Selain mengenal berbagai alam, manusia sepatutnya mengenal dirinya sendiri dulu secara mendalam. Bagaimana mungkin kita bisa mengenal lebih jauh alam lain tanpa didahului mengenal diri sendiri atau alam di mana kita tinggal. Apalagi, rahasia Tuhan di dalam diri kita sungguh sangat besar.
Sebelum menyingkap hijab-hijab yang ada di alam lain, yang harus disingkap lebih dulu adalah hijab yang ada dalam diri kita. Selanjutnya menyingkap hijab di alam kita, kemudian alam-alam lainnya. Terkait hal ini, pernyataan Rasulullah yang sering dikutip para sufi adalah Man ‘arafa nafsahu faqad ‘arafa Rabbahu (Barangsiapa yang memahami dirinya, ia dapat memahami Tuhannya).
Meskipun para ulama hadits menganggap pernyataan itu bukan hadits (baca hasil penelitian Prof Syuhudi Ismail), kalangan sufi seolah sudah mengonfirmasikan langsung kepada Rasulullah akan keberadaan hadits ini.

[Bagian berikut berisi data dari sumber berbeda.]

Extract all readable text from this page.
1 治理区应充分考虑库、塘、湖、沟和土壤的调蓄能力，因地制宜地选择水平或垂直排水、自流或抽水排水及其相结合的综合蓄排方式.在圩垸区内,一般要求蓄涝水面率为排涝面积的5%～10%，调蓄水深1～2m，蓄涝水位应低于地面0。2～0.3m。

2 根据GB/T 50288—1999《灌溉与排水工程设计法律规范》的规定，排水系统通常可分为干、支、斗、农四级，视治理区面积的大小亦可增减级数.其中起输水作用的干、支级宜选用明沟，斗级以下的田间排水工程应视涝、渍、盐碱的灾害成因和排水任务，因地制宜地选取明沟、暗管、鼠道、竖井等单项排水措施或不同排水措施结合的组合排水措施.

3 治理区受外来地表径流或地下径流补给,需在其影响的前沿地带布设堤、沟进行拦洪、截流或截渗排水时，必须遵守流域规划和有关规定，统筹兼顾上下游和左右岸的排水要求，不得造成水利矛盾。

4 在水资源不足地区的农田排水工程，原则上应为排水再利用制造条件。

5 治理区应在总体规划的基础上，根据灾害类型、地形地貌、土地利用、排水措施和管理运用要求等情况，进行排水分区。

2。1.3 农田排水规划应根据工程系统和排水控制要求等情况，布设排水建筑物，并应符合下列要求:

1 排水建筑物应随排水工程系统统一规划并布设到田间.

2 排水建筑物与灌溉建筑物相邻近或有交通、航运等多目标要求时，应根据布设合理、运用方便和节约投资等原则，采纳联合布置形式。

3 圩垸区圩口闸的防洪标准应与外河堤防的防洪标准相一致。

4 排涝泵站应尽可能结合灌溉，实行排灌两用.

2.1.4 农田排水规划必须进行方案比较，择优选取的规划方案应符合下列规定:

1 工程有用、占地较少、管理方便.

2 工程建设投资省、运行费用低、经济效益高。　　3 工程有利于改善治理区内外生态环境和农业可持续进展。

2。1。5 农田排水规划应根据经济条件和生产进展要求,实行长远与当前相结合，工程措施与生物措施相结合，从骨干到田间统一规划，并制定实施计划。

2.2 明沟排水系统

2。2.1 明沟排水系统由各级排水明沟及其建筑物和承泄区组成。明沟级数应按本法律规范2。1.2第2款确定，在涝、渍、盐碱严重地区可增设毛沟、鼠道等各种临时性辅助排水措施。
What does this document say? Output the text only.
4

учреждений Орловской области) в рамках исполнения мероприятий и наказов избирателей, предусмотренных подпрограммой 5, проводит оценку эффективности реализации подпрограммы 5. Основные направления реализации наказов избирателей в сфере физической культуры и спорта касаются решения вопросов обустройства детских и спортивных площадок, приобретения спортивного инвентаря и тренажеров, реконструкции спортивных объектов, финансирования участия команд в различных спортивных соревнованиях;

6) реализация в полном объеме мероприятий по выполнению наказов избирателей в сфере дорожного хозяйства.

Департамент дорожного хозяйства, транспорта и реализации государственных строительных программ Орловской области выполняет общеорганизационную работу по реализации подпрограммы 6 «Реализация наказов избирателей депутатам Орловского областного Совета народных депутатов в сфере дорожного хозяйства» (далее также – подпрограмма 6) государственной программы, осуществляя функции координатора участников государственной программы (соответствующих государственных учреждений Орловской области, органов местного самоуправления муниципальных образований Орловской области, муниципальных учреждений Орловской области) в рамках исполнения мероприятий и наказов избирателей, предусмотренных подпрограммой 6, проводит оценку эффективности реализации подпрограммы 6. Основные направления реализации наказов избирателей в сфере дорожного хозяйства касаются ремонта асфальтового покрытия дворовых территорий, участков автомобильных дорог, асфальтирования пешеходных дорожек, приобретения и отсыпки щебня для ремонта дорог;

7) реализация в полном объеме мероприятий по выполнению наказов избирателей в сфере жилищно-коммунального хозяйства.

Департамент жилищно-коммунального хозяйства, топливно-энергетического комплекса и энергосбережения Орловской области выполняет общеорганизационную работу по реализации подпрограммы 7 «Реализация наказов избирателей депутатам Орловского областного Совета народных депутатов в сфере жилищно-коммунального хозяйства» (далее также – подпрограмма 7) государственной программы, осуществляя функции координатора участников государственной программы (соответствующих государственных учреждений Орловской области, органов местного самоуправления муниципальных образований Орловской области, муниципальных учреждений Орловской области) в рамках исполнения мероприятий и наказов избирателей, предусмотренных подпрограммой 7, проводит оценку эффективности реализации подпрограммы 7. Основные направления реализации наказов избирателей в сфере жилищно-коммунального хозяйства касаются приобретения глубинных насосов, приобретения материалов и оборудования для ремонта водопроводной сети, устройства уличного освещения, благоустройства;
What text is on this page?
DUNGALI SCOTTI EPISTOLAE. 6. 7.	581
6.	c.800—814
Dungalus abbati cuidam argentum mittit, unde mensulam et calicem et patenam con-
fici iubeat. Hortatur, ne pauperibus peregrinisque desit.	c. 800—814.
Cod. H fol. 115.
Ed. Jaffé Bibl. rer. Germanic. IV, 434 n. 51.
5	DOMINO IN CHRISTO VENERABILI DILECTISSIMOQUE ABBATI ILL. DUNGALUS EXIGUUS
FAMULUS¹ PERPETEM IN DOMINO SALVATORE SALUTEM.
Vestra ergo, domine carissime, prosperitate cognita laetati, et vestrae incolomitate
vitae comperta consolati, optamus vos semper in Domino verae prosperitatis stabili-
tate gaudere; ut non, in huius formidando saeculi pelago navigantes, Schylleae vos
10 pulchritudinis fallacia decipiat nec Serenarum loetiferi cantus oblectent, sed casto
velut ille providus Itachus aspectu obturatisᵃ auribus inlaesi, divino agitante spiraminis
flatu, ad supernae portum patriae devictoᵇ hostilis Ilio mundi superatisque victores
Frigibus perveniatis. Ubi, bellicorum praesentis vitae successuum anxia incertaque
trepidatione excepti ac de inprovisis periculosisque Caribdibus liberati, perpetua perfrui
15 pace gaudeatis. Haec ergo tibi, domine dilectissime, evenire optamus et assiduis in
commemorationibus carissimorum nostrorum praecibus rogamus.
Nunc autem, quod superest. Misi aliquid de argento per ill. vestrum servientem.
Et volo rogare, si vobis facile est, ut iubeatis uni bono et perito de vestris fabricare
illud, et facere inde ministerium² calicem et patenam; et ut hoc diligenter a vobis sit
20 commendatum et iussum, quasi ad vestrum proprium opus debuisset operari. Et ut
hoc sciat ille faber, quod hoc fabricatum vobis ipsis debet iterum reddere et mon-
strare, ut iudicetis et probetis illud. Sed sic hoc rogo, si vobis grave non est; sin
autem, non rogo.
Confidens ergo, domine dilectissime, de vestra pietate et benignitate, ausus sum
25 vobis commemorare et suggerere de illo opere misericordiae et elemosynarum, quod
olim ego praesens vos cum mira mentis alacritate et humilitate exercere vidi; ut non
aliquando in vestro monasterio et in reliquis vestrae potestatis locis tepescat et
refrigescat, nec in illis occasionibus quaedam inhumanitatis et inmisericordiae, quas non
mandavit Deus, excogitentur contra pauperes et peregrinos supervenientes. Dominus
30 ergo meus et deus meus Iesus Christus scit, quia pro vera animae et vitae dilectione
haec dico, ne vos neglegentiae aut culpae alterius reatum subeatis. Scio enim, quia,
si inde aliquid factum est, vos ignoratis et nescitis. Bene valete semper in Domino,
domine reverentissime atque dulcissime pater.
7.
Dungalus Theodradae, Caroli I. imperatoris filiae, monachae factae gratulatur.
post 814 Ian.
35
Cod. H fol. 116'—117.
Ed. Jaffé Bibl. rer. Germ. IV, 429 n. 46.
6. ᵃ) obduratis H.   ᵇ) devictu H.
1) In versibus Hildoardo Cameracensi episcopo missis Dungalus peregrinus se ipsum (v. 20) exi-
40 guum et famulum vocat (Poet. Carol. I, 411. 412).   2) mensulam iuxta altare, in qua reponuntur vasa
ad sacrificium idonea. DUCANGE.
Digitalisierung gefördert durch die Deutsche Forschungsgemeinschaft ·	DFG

Hadits ini berulang-ulang dikutip di dalam kitab Ihya Ulumuddin karya Al-Ghazali dan kitab-kitab karya Ibnu Arabi.
Dari hadits ini diketahui bahwa kompleksitas dan rahasia di dalam diri manusia berlapis-lapis. Setelah mengenal alam-alam spiritual dan rahasia besar yang ada di dalam diri manusia, langkah berikutnya adalah bagaimana melakukan upaya sungguh-sungguh untuk lebih mendekatkan diri kepada Allah.
Kedekatan ini menjadi prasyarat untuk memiliki kemampuan berkomunikasi dengan Al-Haq. Diperlukan mursyid untuk membimbing kita agar jangan salah alamat dalam mencari dan menemukan objek yang dituju. Seseorang yang mulai memasuki dunia pencarian spiritual menempuh jalan khusus, itulah yang disebut murid atau salik.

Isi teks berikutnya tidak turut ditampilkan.